Помещение походило на внутренность гигантского черепа с тремя парами огромных выпуклых стеклянных глаз, вытаращенных на три стороны света. Только на три — за четвертой стеной находились антенны, но все это помещение могло вращаться вокруг оси, как поворотный круг на сцене. В известном смысле это и была сцена, на которой разыгрывались все одни и те же спектакли — посадки и старты кораблей; из-за своих широких округлых пультов, словно сливавшихся с серебристо-серыми стенами зала, дежурные видели стартовую полосу как на ладони — до нее был всего лишь километр.

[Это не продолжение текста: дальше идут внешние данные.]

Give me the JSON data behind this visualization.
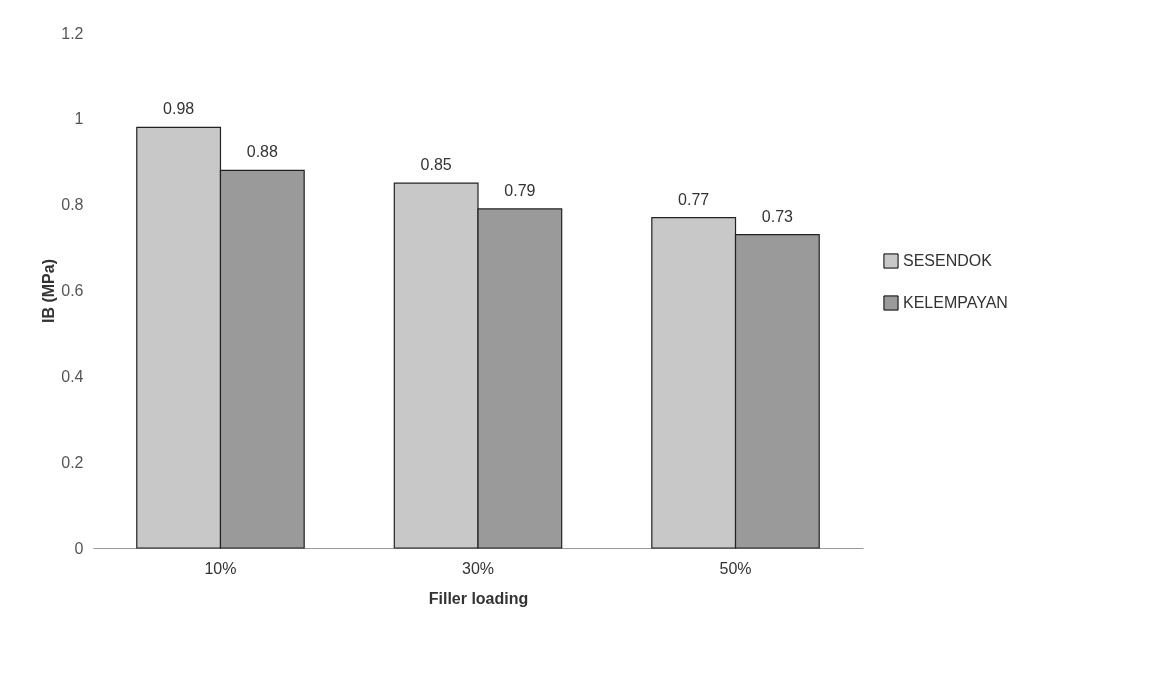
{
  "chart_data": {
    "type": "bar",
    "xlabel": "Filler loading",
    "ylabel": "IB (MPa)",
    "categories": [
      "10%",
      "30%",
      "50%"
    ],
    "series": [
      {
        "name": "SESENDOK",
        "color": "#c8c8c8",
        "values": [
          0.98,
          0.85,
          0.77
        ]
      },
      {
        "name": "KELEMPAYAN",
        "color": "#9a9a9a",
        "values": [
          0.88,
          0.79,
          0.73
        ]
      }
    ],
    "ylim": [
      0,
      1.2
    ],
    "yticks": [
      0,
      0.2,
      0.4,
      0.6,
      0.8,
      1,
      1.2
    ],
    "grid": false,
    "legend": "right",
    "data_labels": true
  }
}
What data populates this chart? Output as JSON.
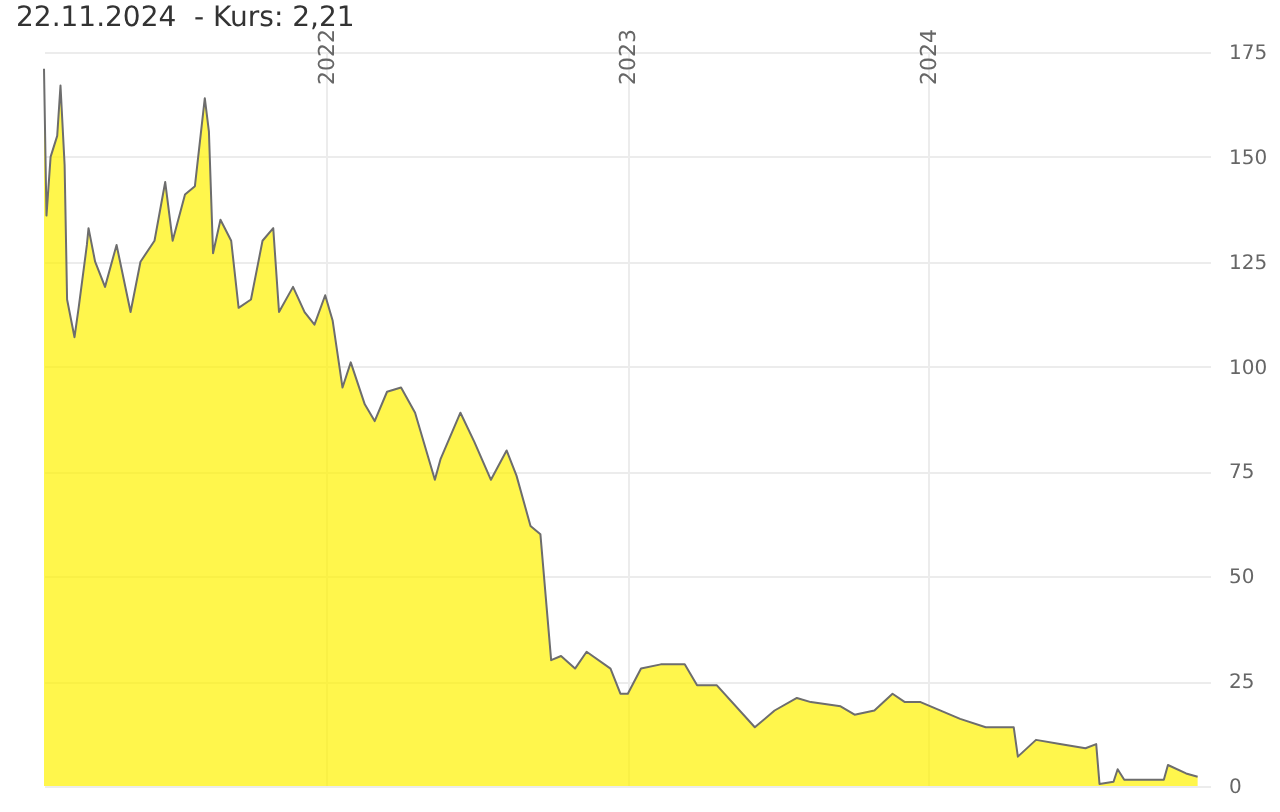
{
  "chart_data": {
    "type": "area",
    "title": "22.11.2024  - Kurs: 2,21",
    "x": [
      "2021-01-23",
      "2021-01-26",
      "2021-01-31",
      "2021-02-08",
      "2021-02-12",
      "2021-02-17",
      "2021-02-20",
      "2021-03-01",
      "2021-03-06",
      "2021-03-16",
      "2021-03-18",
      "2021-03-26",
      "2021-04-07",
      "2021-04-21",
      "2021-05-08",
      "2021-05-20",
      "2021-06-06",
      "2021-06-19",
      "2021-06-28",
      "2021-07-13",
      "2021-07-25",
      "2021-08-06",
      "2021-08-11",
      "2021-08-16",
      "2021-08-25",
      "2021-09-07",
      "2021-09-16",
      "2021-10-01",
      "2021-10-15",
      "2021-10-28",
      "2021-11-04",
      "2021-11-21",
      "2021-12-05",
      "2021-12-17",
      "2021-12-30",
      "2022-01-08",
      "2022-01-20",
      "2022-01-30",
      "2022-02-16",
      "2022-02-28",
      "2022-03-15",
      "2022-04-01",
      "2022-04-18",
      "2022-05-12",
      "2022-05-19",
      "2022-06-12",
      "2022-06-29",
      "2022-07-19",
      "2022-08-07",
      "2022-08-19",
      "2022-09-05",
      "2022-09-17",
      "2022-09-30",
      "2022-10-12",
      "2022-10-29",
      "2022-11-12",
      "2022-12-11",
      "2022-12-23",
      "2023-01-01",
      "2023-01-17",
      "2023-02-10",
      "2023-03-11",
      "2023-03-26",
      "2023-04-19",
      "2023-06-04",
      "2023-06-28",
      "2023-07-25",
      "2023-08-11",
      "2023-09-16",
      "2023-10-03",
      "2023-10-27",
      "2023-11-18",
      "2023-12-03",
      "2023-12-22",
      "2024-02-08",
      "2024-03-10",
      "2024-04-13",
      "2024-04-18",
      "2024-05-10",
      "2024-06-08",
      "2024-07-09",
      "2024-07-22",
      "2024-07-26",
      "2024-08-12",
      "2024-08-17",
      "2024-08-25",
      "2024-10-12",
      "2024-10-17",
      "2024-11-08",
      "2024-11-22"
    ],
    "series": [
      {
        "color": "#fff200",
        "values": [
          171,
          136,
          150,
          155,
          167,
          148,
          116,
          107,
          114,
          129,
          133,
          125,
          119,
          129,
          113,
          125,
          130,
          144,
          130,
          141,
          143,
          164,
          156,
          127,
          135,
          130,
          114,
          116,
          130,
          133,
          113,
          119,
          113,
          110,
          117,
          111,
          95,
          101,
          91,
          87,
          94,
          95,
          89,
          73,
          78,
          89,
          82,
          73,
          80,
          74,
          62,
          60,
          30,
          31,
          28,
          32,
          28,
          22,
          22,
          28,
          29,
          29,
          24,
          24,
          14,
          18,
          21,
          20,
          19,
          17,
          18,
          22,
          20,
          20,
          16,
          14,
          14,
          7,
          11,
          10,
          9,
          10,
          0.5,
          1,
          4,
          1.5,
          1.5,
          5,
          3,
          2.21
        ]
      }
    ],
    "xlim": [
      "2021-01-23",
      "2024-12-07"
    ],
    "xticks": [
      {
        "value": "2022",
        "label": "2022"
      },
      {
        "value": "2023",
        "label": "2023"
      },
      {
        "value": "2024",
        "label": "2024"
      }
    ],
    "ylim": [
      0,
      175
    ],
    "yticks": [
      0,
      25,
      50,
      75,
      100,
      125,
      150,
      175
    ],
    "grid": true
  }
}
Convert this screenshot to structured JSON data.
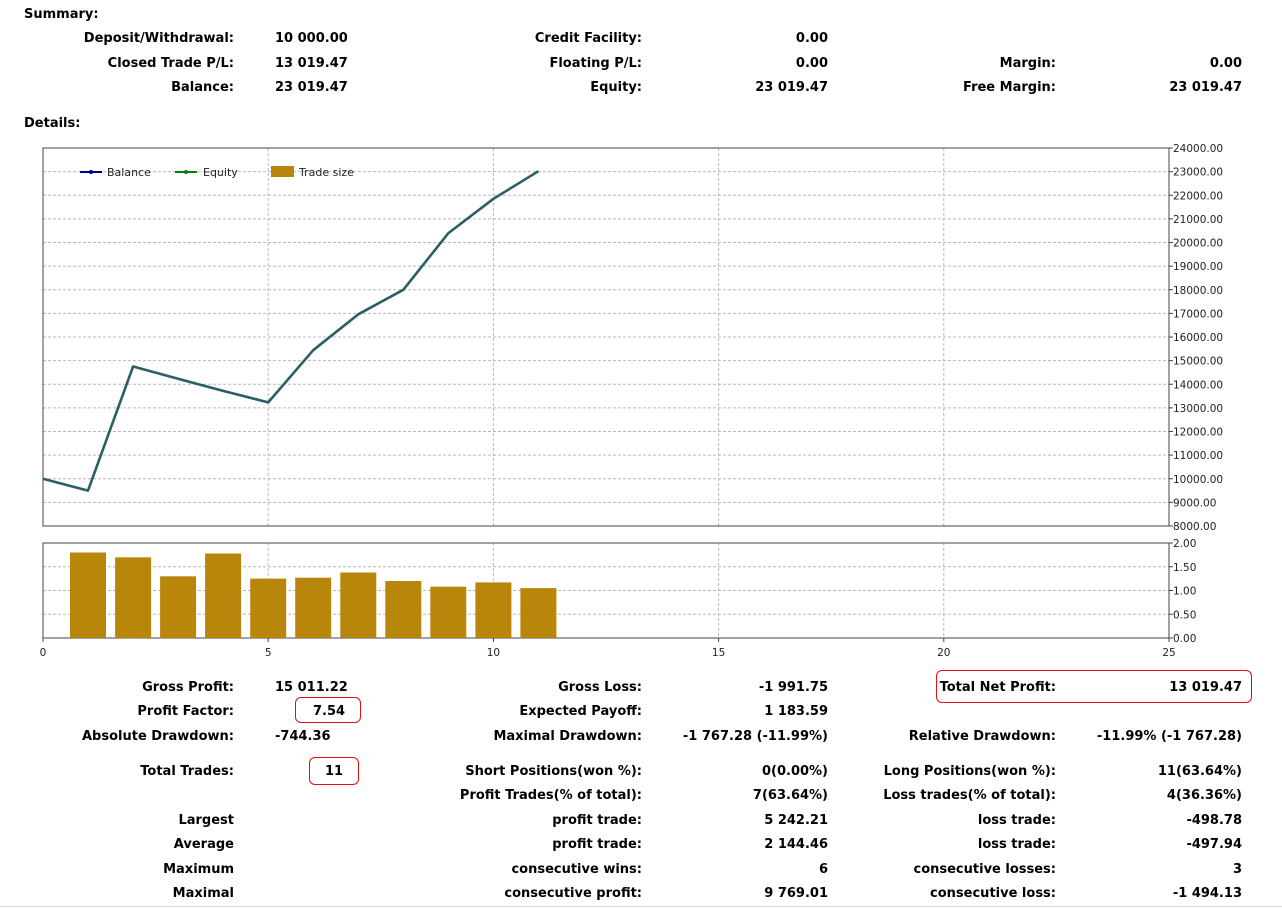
{
  "summary": {
    "title": "Summary:",
    "deposit_label": "Deposit/Withdrawal:",
    "deposit_value": "10 000.00",
    "credit_label": "Credit Facility:",
    "credit_value": "0.00",
    "closed_label": "Closed Trade P/L:",
    "closed_value": "13 019.47",
    "floating_label": "Floating P/L:",
    "floating_value": "0.00",
    "margin_label": "Margin:",
    "margin_value": "0.00",
    "balance_label": "Balance:",
    "balance_value": "23 019.47",
    "equity_label": "Equity:",
    "equity_value": "23 019.47",
    "free_margin_label": "Free Margin:",
    "free_margin_value": "23 019.47"
  },
  "details": {
    "title": "Details:"
  },
  "chart_data": [
    {
      "type": "line",
      "legend": [
        "Balance",
        "Equity",
        "Trade size"
      ],
      "legend_placement": "top-left",
      "series_colors": {
        "Balance": "#00008b",
        "Equity": "#008000",
        "combined_line": "#2a5f66",
        "Trade size": "#b8860b"
      },
      "x": [
        0,
        1,
        2,
        3,
        4,
        5,
        6,
        7,
        8,
        9,
        10,
        11
      ],
      "y": [
        10000,
        9500,
        14750,
        14230,
        13720,
        13230,
        15440,
        16960,
        18000,
        20400,
        21850,
        23019.47
      ],
      "xlim": [
        0,
        25
      ],
      "ylim": [
        8000,
        24000
      ],
      "y_ticks": [
        "8000.00",
        "9000.00",
        "10000.00",
        "11000.00",
        "12000.00",
        "13000.00",
        "14000.00",
        "15000.00",
        "16000.00",
        "17000.00",
        "18000.00",
        "19000.00",
        "20000.00",
        "21000.00",
        "22000.00",
        "23000.00",
        "24000.00"
      ],
      "grid": true
    },
    {
      "type": "bar",
      "x": [
        1,
        2,
        3,
        4,
        5,
        6,
        7,
        8,
        9,
        10,
        11
      ],
      "values": [
        1.8,
        1.7,
        1.3,
        1.78,
        1.25,
        1.27,
        1.38,
        1.2,
        1.08,
        1.17,
        1.05
      ],
      "xlim": [
        0,
        25
      ],
      "ylim": [
        0,
        2
      ],
      "y_ticks": [
        "0.00",
        "0.50",
        "1.00",
        "1.50",
        "2.00"
      ],
      "x_ticks": [
        "0",
        "5",
        "10",
        "15",
        "20",
        "25"
      ],
      "grid": true
    }
  ],
  "stats": {
    "gross_profit_label": "Gross Profit:",
    "gross_profit_value": "15 011.22",
    "gross_loss_label": "Gross Loss:",
    "gross_loss_value": "-1 991.75",
    "total_net_label": "Total Net Profit:",
    "total_net_value": "13 019.47",
    "profit_factor_label": "Profit Factor:",
    "profit_factor_value": "7.54",
    "expected_payoff_label": "Expected Payoff:",
    "expected_payoff_value": "1 183.59",
    "abs_dd_label": "Absolute Drawdown:",
    "abs_dd_value": "-744.36",
    "max_dd_label": "Maximal Drawdown:",
    "max_dd_value": "-1 767.28 (-11.99%)",
    "rel_dd_label": "Relative Drawdown:",
    "rel_dd_value": "-11.99% (-1 767.28)",
    "total_trades_label": "Total Trades:",
    "total_trades_value": "11",
    "short_label": "Short Positions(won %):",
    "short_value": "0(0.00%)",
    "long_label": "Long Positions(won %):",
    "long_value": "11(63.64%)",
    "profit_trades_label": "Profit Trades(% of total):",
    "profit_trades_value": "7(63.64%)",
    "loss_trades_label": "Loss trades(% of total):",
    "loss_trades_value": "4(36.36%)",
    "largest_label": "Largest",
    "largest_profit_label": "profit trade:",
    "largest_profit_value": "5 242.21",
    "largest_loss_label": "loss trade:",
    "largest_loss_value": "-498.78",
    "average_label": "Average",
    "average_profit_label": "profit trade:",
    "average_profit_value": "2 144.46",
    "average_loss_label": "loss trade:",
    "average_loss_value": "-497.94",
    "maximum_label": "Maximum",
    "cons_wins_label": "consecutive wins:",
    "cons_wins_value": "6",
    "cons_losses_label": "consecutive losses:",
    "cons_losses_value": "3",
    "maximal_label": "Maximal",
    "cons_profit_label": "consecutive profit:",
    "cons_profit_value": "9 769.01",
    "cons_loss_label": "consecutive loss:",
    "cons_loss_value": "-1 494.13"
  }
}
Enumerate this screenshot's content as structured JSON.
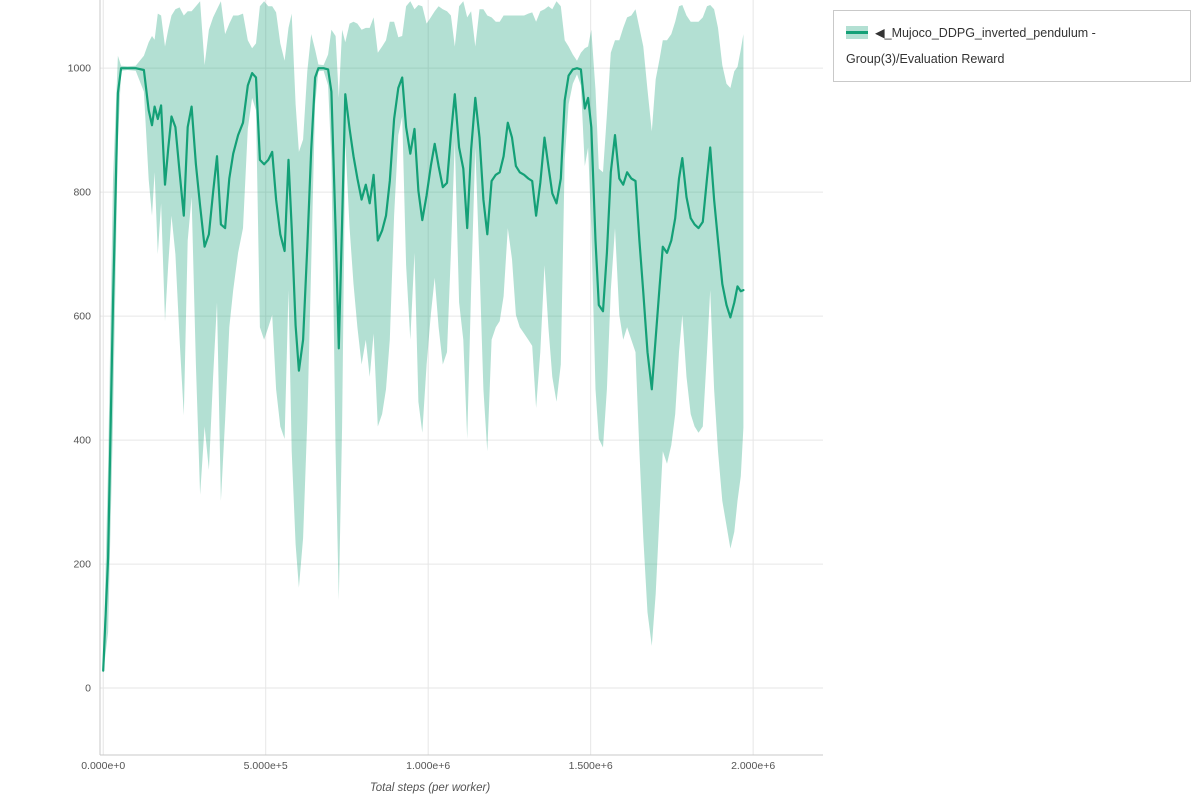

Все это напоминало отчасти диспетчерскую вышку на аэродроме, а отчасти — операционный зал. У глухой стены под конусообразным прикрытием громоздился главный компьютер непосредственной связи с кораблями; он непрерывно мигал лампочками и стрекотал, ведя свои немые монологи и выплевывая обрывки перфорированных лент; были тут еще три резервных контрольных поста, оборудованные микрофонами, точечными лампами, креслами на шаровых шарнирах, а также подручные счетные устройства для контролеров, похожие на уличные водоразборные колонки; наконец, ютился у стены маленький, изящный, как игрушка, бар с тихонько шипящим „Экспрессом“. Вот он где, оказывается, кофейный источник!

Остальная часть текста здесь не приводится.